EDIT: The heapsort_b(), mergesort_b(), and qsort_b() routines are like the corresponding routines without the _b suffix, expect that the compar callback is a block pointer instead of a function pointer. (FROM BSD MAN PAGE)

EDIT: The speed difference. With DATA being 1000000, qsort finished it in 146832 ns, with qsort_b, in 127391 ns. It's a relatively big difference considering it's about 10% faster.

EDIT: I've edited the code to make it possible to have even bigger array of integers. My personal biggest test result are 100000000 integers, 28136278 (28s) vs. 23870078 (24s). It's a considerably big difference to me.

like image 481
Shane Hsu Avatar asked Dec 17 '12 07:12

Shane Hsu


1 Answers

Objective-C Block is a different kind of animal. It may seem like MACRO(substitution before compilation), and inline functions(telling compiler "Do your best to eliminate function call overhead"), but the overall structure is much more different than those structures.

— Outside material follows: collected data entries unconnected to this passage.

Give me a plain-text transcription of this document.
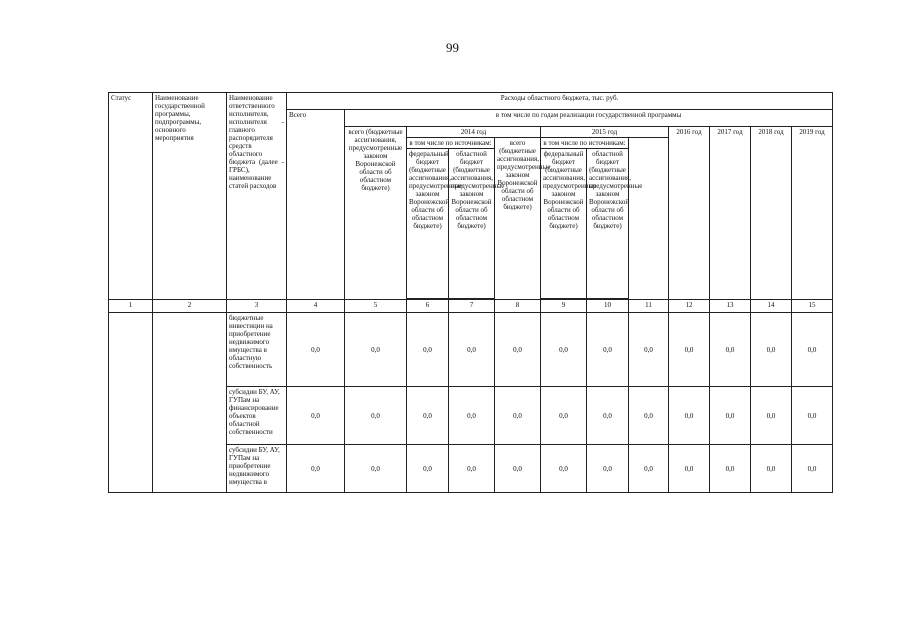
99
Статус	Наименование государственной программы, подпрограммы, основного мероприятия	Наименование ответственного исполнителя, исполнителя - главного распорядителя средств областного бюджета (далее - ГРБС), наименование статей расходов	Расходы областного бюджета, тыс. руб.												
			Всего	в том числе по годам реализации государственной программы											
				всего (бюджетные ассигнования, предусмотренные законом Воронежской области об областном бюджете)	2014 год			2015 год			2016 год	2017 год	2018 год	2019 год	
					в том числе по источникам:		всего (бюджетные ассигнования, предусмотренные законом Воронежской области об областном бюджете)	в том числе по источникам:							
					федеральный бюджет (бюджетные ассигнования, предусмотренные законом Воронежской области об областном бюджете)	областной бюджет (бюджетные ассигнования, предусмотренные законом Воронежской области об областном бюджете)		федеральный бюджет (бюджетные ассигнования, предусмотренные законом Воронежской области об областном бюджете)	областной бюджет (бюджетные ассигнования, предусмотренные законом Воронежской области об областном бюджете)						

1	2	3	4	5	6	7	8	9	10	11	12	13	14	15	
		бюджетные инвестиции на приобретение недвижимого имущества в областную собственность	0,0	0,0	0,0	0,0	0,0	0,0	0,0	0,0	0,0	0,0	0,0	0,0	
		субсидии БУ, АУ, ГУПам на финансирование объектов областной собственности	0,0	0,0	0,0	0,0	0,0	0,0	0,0	0,0	0,0	0,0	0,0	0,0	
		субсидии БУ, АУ, ГУПам на приобретение недвижимого имущества в	0,0	0,0	0,0	0,0	0,0	0,0	0,0	0,0	0,0	0,0	0,0	0,0	
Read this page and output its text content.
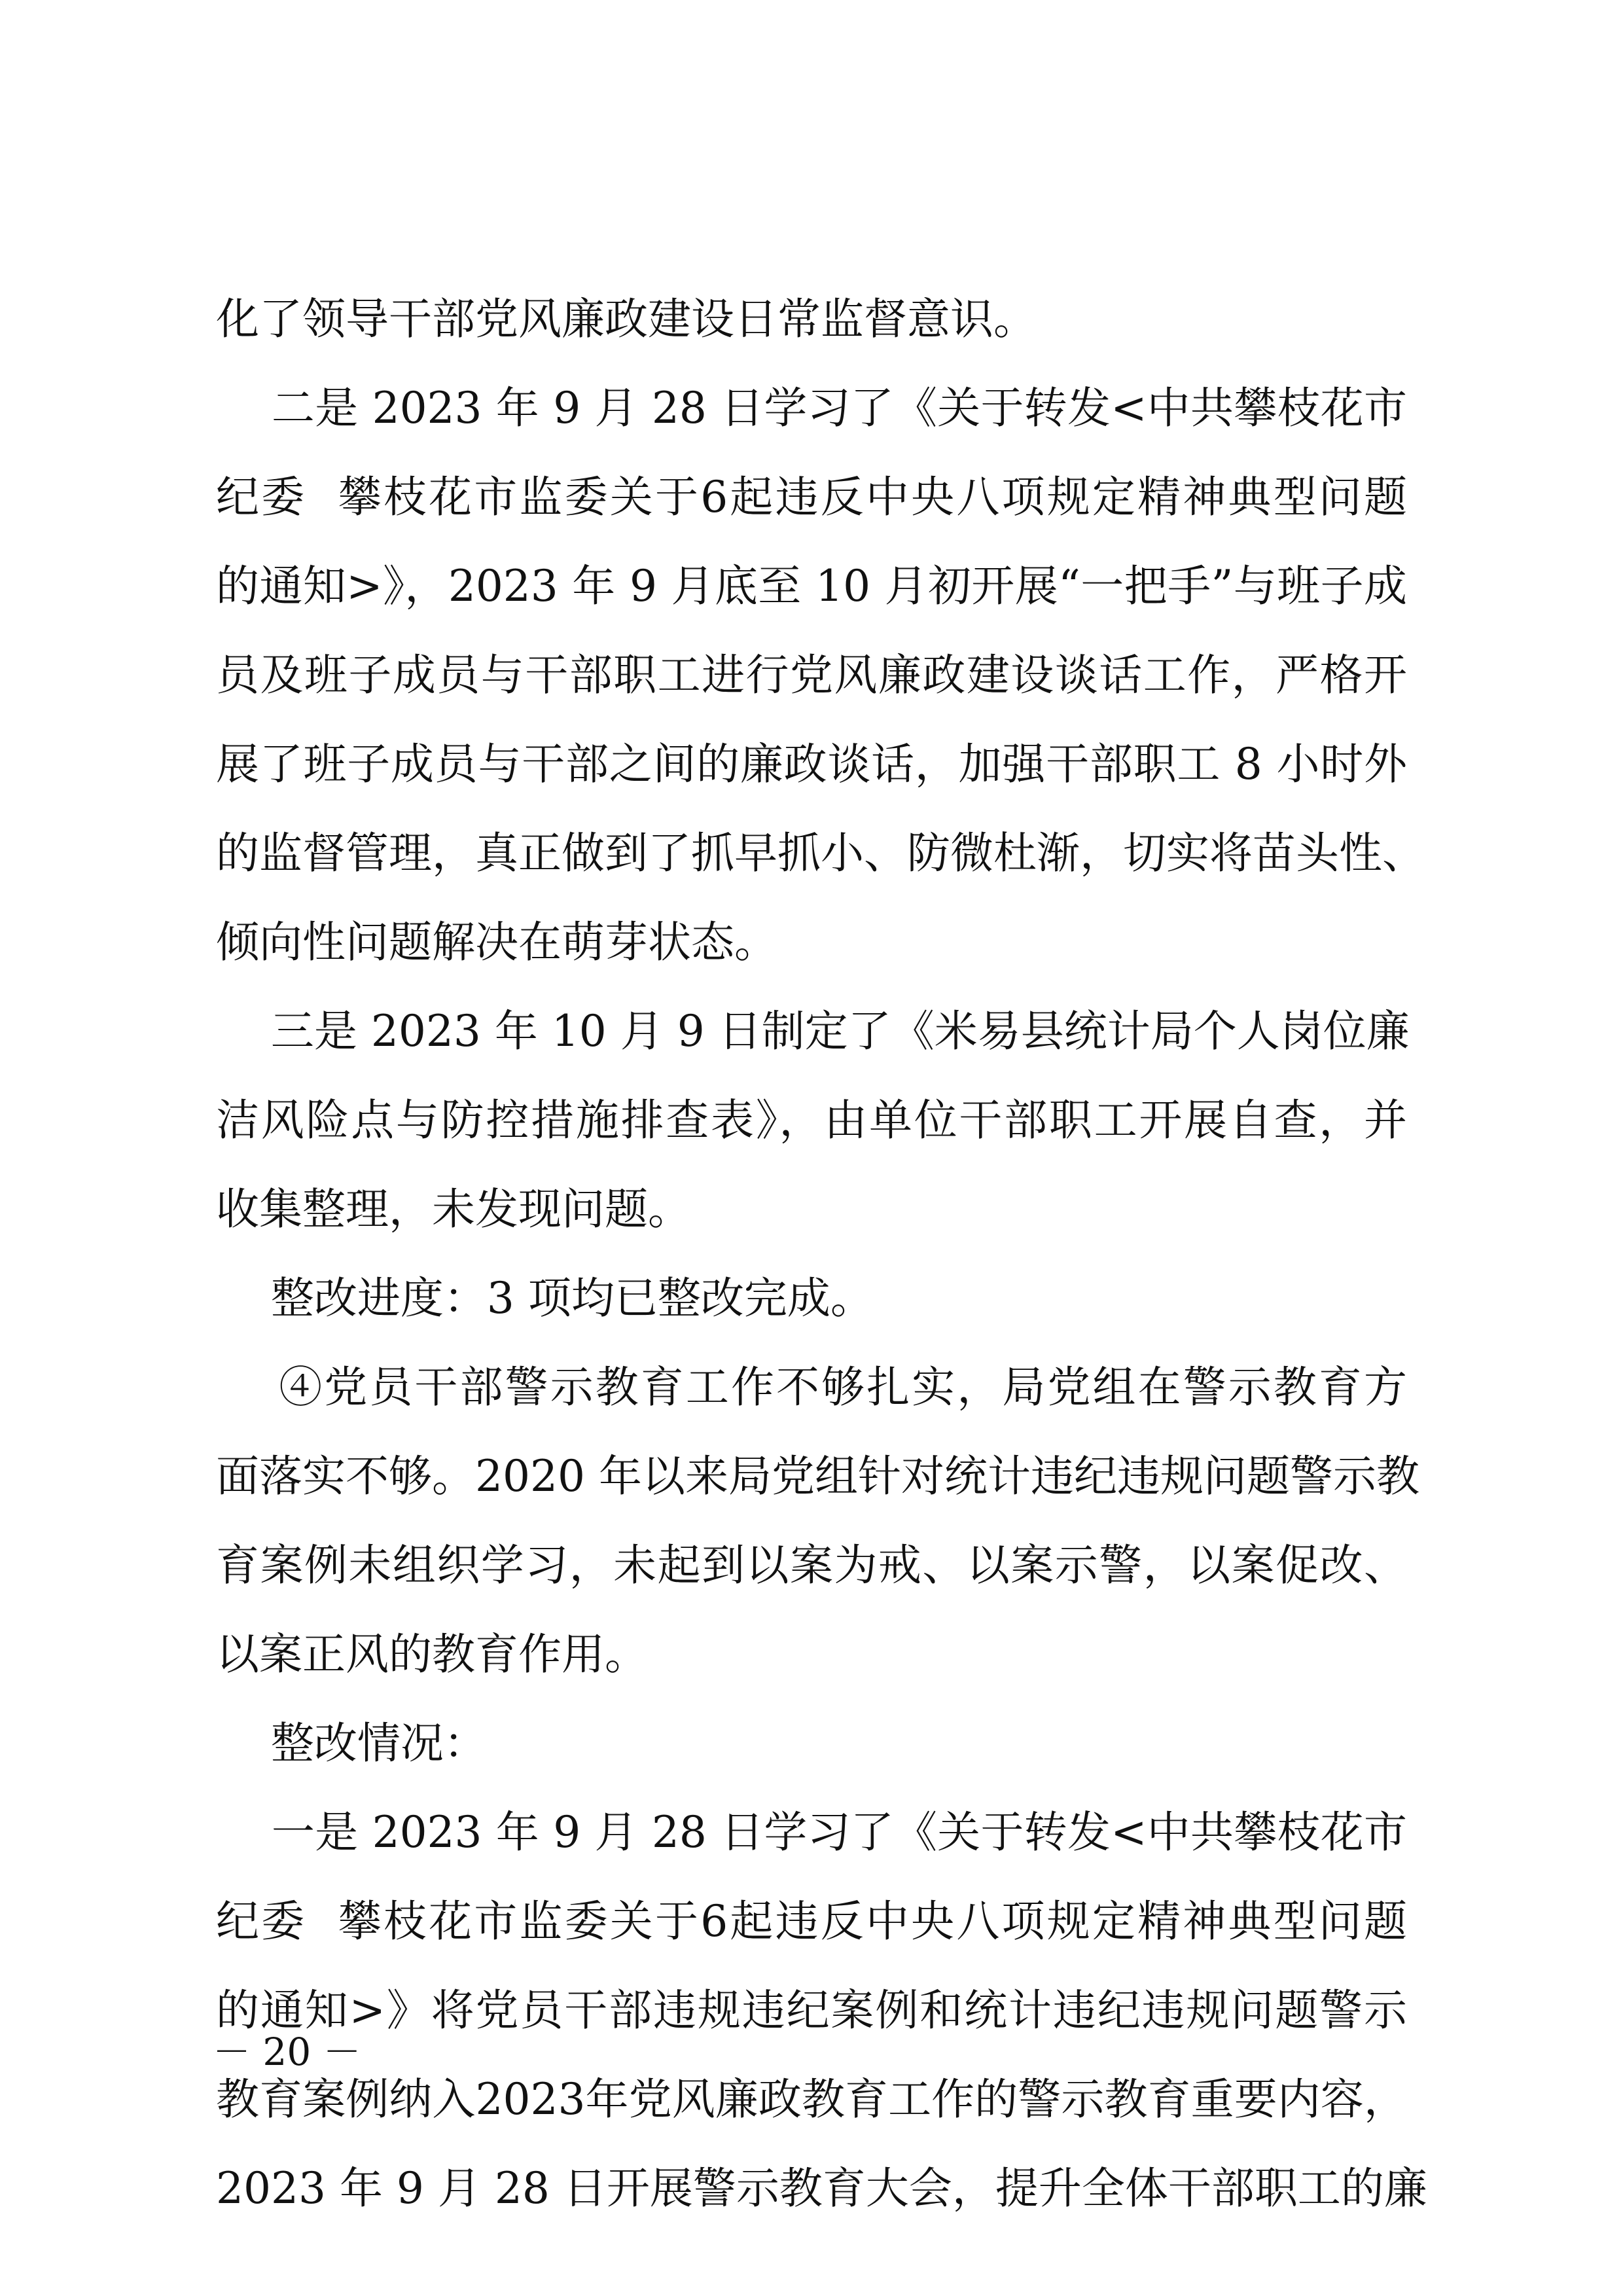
化了领导干部党风廉政建设日常监督意识。
二是 2023 年 9 月 28 日学习了《关于转发<中共攀枝花市
纪委  攀枝花市监委关于6起违反中央八项规定精神典型问题
的通知>》，2023 年 9 月底至 10 月初开展“一把手”与班子成
员及班子成员与干部职工进行党风廉政建设谈话工作，严格开
展了班子成员与干部之间的廉政谈话，加强干部职工 8 小时外
的监督管理，真正做到了抓早抓小、防微杜渐，切实将苗头性、
倾向性问题解决在萌芽状态。
三是 2023 年 10 月 9 日制定了《米易县统计局个人岗位廉
洁风险点与防控措施排查表》，由单位干部职工开展自查，并
收集整理，未发现问题。
整改进度：3 项均已整改完成。
④党员干部警示教育工作不够扎实，局党组在警示教育方
面落实不够。2020 年以来局党组针对统计违纪违规问题警示教
育案例未组织学习，未起到以案为戒、以案示警，以案促改、
以案正风的教育作用。
整改情况：
一是 2023 年 9 月 28 日学习了《关于转发<中共攀枝花市
纪委  攀枝花市监委关于6起违反中央八项规定精神典型问题
的通知>》将党员干部违规违纪案例和统计违纪违规问题警示
教育案例纳入2023年党风廉政教育工作的警示教育重要内容，
2023 年 9 月 28 日开展警示教育大会，提升全体干部职工的廉
－ 20 －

Block is an object, furthermore, a stack object. The only object that is allowed to be created in the stack (at least without some tricks).

When a Block object created in the stack, compiler adds all local variables, block variables, the addresses of read/write variables it references, and a pointer to block's executable code. So even before starting to execute, everything is ready for computation without any stack operation.

So, it is not an optimization issue, rather an attribute of the Block. It does not have any function call overhead of PUSH and POP s of stack variables.

As an answer to your question, qsort() and qsort_b() does not have any algorithmic difference, but the elaborated structure, block vs function.